Padahal, otitis media yang tidak ditangani dengan benar bisa menyebabkan komplikasi serius seperti gangguan pendengaran permanen [1]. Anemia defisiensi besi yang berat bisa memerlukan penanganan lebih lanjut seperti transfusi darah atau zat besi intravena, bukan hanya tablet besi biasa [2]. Bahkan infeksi saluran kemih yang tampak ringan pun bisa naik menjadi infeksi ginjal, dan dalam kondisi tertentu bisa berkembang menjadi sepsis [3]. Tapi dalam sistem hari ini, yang dilihat bukan kebutuhan medis, melainkan daftar administratif.

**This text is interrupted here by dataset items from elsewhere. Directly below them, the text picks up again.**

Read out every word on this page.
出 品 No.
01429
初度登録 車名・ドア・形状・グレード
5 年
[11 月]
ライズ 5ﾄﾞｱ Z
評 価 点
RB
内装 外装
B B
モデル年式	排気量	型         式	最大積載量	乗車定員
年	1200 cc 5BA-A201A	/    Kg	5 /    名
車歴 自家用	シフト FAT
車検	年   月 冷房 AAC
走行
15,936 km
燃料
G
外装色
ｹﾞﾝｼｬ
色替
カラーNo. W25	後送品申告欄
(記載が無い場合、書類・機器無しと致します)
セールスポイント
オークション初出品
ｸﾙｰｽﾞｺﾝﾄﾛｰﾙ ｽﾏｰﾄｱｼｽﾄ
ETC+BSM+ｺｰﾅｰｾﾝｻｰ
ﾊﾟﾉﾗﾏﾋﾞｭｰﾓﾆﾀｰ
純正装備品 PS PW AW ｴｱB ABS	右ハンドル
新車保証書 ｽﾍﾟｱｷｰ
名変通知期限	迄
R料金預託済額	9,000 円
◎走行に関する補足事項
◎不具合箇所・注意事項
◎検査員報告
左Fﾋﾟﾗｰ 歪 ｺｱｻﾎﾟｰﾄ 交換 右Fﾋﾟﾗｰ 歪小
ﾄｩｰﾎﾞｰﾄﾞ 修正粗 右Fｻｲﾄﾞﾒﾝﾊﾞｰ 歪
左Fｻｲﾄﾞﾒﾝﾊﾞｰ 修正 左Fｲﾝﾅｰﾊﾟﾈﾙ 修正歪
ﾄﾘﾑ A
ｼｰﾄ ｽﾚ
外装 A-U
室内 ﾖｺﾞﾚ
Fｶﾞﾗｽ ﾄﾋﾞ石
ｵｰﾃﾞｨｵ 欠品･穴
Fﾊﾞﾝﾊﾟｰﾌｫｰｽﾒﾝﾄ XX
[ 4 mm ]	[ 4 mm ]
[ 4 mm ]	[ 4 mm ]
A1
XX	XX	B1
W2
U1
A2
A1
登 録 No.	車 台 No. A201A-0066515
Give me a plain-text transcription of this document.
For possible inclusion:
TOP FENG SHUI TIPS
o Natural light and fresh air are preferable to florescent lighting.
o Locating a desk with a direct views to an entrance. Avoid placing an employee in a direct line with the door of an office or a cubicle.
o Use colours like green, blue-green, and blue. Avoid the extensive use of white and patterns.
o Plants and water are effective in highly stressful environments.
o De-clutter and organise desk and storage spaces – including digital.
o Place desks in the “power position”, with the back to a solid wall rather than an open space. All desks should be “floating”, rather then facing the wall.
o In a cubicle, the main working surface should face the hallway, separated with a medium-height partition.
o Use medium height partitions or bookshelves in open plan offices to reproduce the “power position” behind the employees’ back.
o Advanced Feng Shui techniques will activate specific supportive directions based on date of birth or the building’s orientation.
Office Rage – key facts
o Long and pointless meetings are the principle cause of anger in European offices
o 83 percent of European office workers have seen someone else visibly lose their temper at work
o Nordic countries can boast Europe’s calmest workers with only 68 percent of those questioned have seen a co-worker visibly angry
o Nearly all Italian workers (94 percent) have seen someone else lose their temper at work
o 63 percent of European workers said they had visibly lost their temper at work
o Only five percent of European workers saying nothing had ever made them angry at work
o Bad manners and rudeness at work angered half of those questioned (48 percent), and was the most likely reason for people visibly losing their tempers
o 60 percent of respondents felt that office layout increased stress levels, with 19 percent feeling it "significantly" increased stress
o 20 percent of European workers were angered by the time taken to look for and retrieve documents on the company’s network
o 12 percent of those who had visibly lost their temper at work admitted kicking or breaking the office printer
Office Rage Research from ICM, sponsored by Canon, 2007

Ini bukan sekadar soal teknis, tapi cermin dari cara negara melihat warganya. Ketika penderitaan harus memenuhi syarat administratif sebelum bisa ditangani secara layak, maka yang sedang dikelola bukan kesehatan, melainkan efisiensi. Negara tidak lagi menimbang apakah rakyatnya sembuh atau tidak, tapi apakah anggaran tetap stabil atau tidak.

Di sinilah ironi itu menganga: kebijakan ini mungkin mengurangi antrean di rumah sakit, tapi sekaligus memperpanjang derita mereka yang seharusnya mendapat penanganan lanjutan. Bukannya memperkuat FKTP, sistem ini justru membebani fasilitas dasar tanpa memperlengkapinya. Yang menjadi korban, tentu saja bukan mereka yang punya asuransi swasta, tetapi masyarakat kecil yang menggantungkan seluruh harapan pada satu kartu: BPJS.

Jika ditarik lebih jauh, inilah bentuk nyata dari komodifikasi kesehatan. Kesehatan tidak lagi dimaknai sebagai hak yang melekat pada setiap manusia, tetapi sebagai angka dalam grafik efisiensi. Yang sakit hanya dilihat sebagai data. Yang menderita hanya diakui jika biaya perawatannya sebanding dengan anggaran sistem. Kita sedang hidup dalam zaman ketika prosedur lebih penting dari penyembuhan, dan surat rujukan lebih sulit dicapai ketimbang diagnosis yang benar.

Sudah waktunya publik bersuara. Ini bukan sekadar kritik terhadap satu kebijakan, tapi juga peringatan terhadap arah sistem. Kesehatan bukan barang dagangan yang bisa ditakar dengan kalkulasi dingin. Ia adalah amanah konstitusi, dan lebih dari itu: amanah nurani.

Jika negara sungguh ingin memperkuat pelayanan dasar, maka FKTP harus dibekali dengan alat, SDM, dan fasilitas penunjang yang memadai. Bukan dengan sekadar memberi daftar penyakit yang tak boleh dirujuk. Jika negara sungguh ingin efisiensi, maka cara terbaik adalah mempercepat kesembuhan, bukan memperlambat akses layanan.

Karena pada akhirnya, masalah ini bukan hanya tentang daftar penyakit. Tapi tentang bagaimana negara menimbang nyawa, menilai derita, dan menempatkan rakyat dalam skema kebijakan publik. Jangan sampai kita hanya bisa berkata: dirujuk sakit, tak dirujuk lebih sakit.

Referensi:
[1] American Academy of Otolaryngology – Head and Neck Surgery Foundation (AAO-HNSF). “Acute Otitis Media.” Clinical Practice Guideline.
[2] World Health Organization. (2016). Guideline: Daily iron supplementation in adult women and adolescent girls.
[3] National Institute for Health and Care Excellence (NICE). Urinary tract infection (lower): antimicrobial prescribing. Updated 2023.

Oleh: Fras Ann.
(Pemerhati Kebijakan Publik & Dosen Unsub sedang Studi Doktoral di Unpad).